A radicalidade do discipulado cristão é um tema que levanta questionamentos e exige discernimento espiritual. Quando observamos as palavras de Jesus proferidas a certas pessoas como o jovem rico e Nicodemos, vemos que o caminho do Mestre exige um pouco mais que comprometimento formal. Ambos eram religiosos, respeitados, cumpridores da lei e formalmente piedosos. No entanto, Jesus vai além da religiosidade exterior e lhes apresenta um chamado que desnuda o coração. Ao jovem rico, Ele pede: “Ainda te falta uma coisa: vende tudo o que tens, dá-o aos pobres, e terás um tesouro no céu; depois vem e segue-me” (Lucas 18:22). Não era a riqueza em si que era pecado, mas o fato de ocupar o lugar de Deus em sua vida. A Nicodemos, mestre da Lei e profundo conhecedor das Escrituras, declara de forma igualmente radical: “Em verdade, em verdade te digo: quem não nascer de novo não pode ver o reino de Deus” (João 3:3). Em ambos os casos, o que está em jogo não é um comportamento religioso formal, mas uma entrega total, uma transformação interior que recoloca Cristo no centro.
É nesse sentido que o livro de Apocalipse nos fala sobre ser quente e não morno: “Conheço as tuas obras; sei que não és frio nem quente. Melhor seria que fosses frio ou quente! Assim, porque és morno, não és frio nem quente, estou a ponto de vomitar-te da minha boca” (Apocalipse 3:15-16). O morno é aquele que mantém uma aparência de fé, mas não se deixa consumir pelo amor e pela vida de Cristo. Ser quente, no entanto, é viver com paixão e autenticidade a experiência cristã, sem reservas, sem meias medidas. Essa é a verdadeira radicalidade do discipulado: enraizar-se em Cristo a tal ponto que Ele se torne o eixo em torno do qual tudo mais gira.

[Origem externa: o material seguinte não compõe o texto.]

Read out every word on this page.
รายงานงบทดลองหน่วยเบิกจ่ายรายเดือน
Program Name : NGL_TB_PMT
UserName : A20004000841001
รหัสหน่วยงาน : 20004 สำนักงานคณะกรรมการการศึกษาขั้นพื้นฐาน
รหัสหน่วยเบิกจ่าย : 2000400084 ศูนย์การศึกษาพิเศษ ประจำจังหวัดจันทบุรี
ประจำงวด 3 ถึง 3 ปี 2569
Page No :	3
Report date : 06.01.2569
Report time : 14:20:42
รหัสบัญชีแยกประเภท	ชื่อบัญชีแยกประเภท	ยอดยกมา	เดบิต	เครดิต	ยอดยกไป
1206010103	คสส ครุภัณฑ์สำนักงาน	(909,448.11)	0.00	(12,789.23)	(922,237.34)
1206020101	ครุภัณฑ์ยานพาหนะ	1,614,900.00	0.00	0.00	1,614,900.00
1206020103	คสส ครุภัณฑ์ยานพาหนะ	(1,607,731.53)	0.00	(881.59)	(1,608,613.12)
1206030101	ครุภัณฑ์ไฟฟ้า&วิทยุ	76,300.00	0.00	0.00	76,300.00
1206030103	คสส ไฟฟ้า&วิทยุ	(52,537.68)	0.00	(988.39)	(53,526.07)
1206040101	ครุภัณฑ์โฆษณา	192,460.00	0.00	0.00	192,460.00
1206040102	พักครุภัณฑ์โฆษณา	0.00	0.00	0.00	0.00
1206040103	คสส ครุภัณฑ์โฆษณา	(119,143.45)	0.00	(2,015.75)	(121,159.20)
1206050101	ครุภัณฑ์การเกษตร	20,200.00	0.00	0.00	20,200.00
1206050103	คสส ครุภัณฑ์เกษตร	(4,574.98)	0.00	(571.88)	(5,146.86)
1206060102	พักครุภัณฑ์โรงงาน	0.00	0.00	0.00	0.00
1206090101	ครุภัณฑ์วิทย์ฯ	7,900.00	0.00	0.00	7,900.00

Entretanto, há um perigo sempre presente: confundir essa radicalidade com o extremismo fanático. O fanatismo não nasce do amor, mas geralmente do orgulho e da rigidez. Enquanto a radicalidade conduz à humildade, à mansidão e ao serviço, o fanatismo gera intolerância, exclusão e até violência. Os fariseus do tempo de Jesus são um exemplo disso: zelosos e rigorosos em suas práticas, mas distantes do espírito da lei, que é amor e misericórdia. Jesus os repreende dizendo: “Ai de vós, escribas e fariseus, hipócritas! Pois dais o dízimo da hortelã, do endro e do cominho, mas desprezais os preceitos mais importantes da lei: a justiça, a misericórdia e a fé” (Mateus 23:23).
A diferença fundamental está no fruto que cada postura produz. O discipulado radical, centrado em Cristo, gera compaixão, justiça e paz. Como Paulo ensina, “o fruto do Espírito é amor, alegria, paz, paciência, benignidade, bondade, fidelidade, mansidão e domínio próprio” (Gálatas 5:22-23). Já o fanatismo, centrado no ego ou em sistemas humanos, resulta em julgamento, imposição e divisão. Em termos simples, a radicalidade evangélica é morrer para si e viver para Cristo (cf. Gálatas 2:20); o fanatismo sufoca Cristo nos outros para impor uma própria causa ou razão.
Assim, ser radical no discipulado não significa viver de forma agressiva ou intolerante, mas deixar-se transformar pelo amor de Cristo em todas as dimensões da vida. É esse amor que aquece a fé e a impede de se tornar morna. É ele que distingue a autenticidade da paixão cristã do extremismo fanático. A verdadeira radicalidade, portanto, não oprime, mas liberta; não endurece, mas humaniza; não se exalta a si mesma, mas glorifica a Cristo.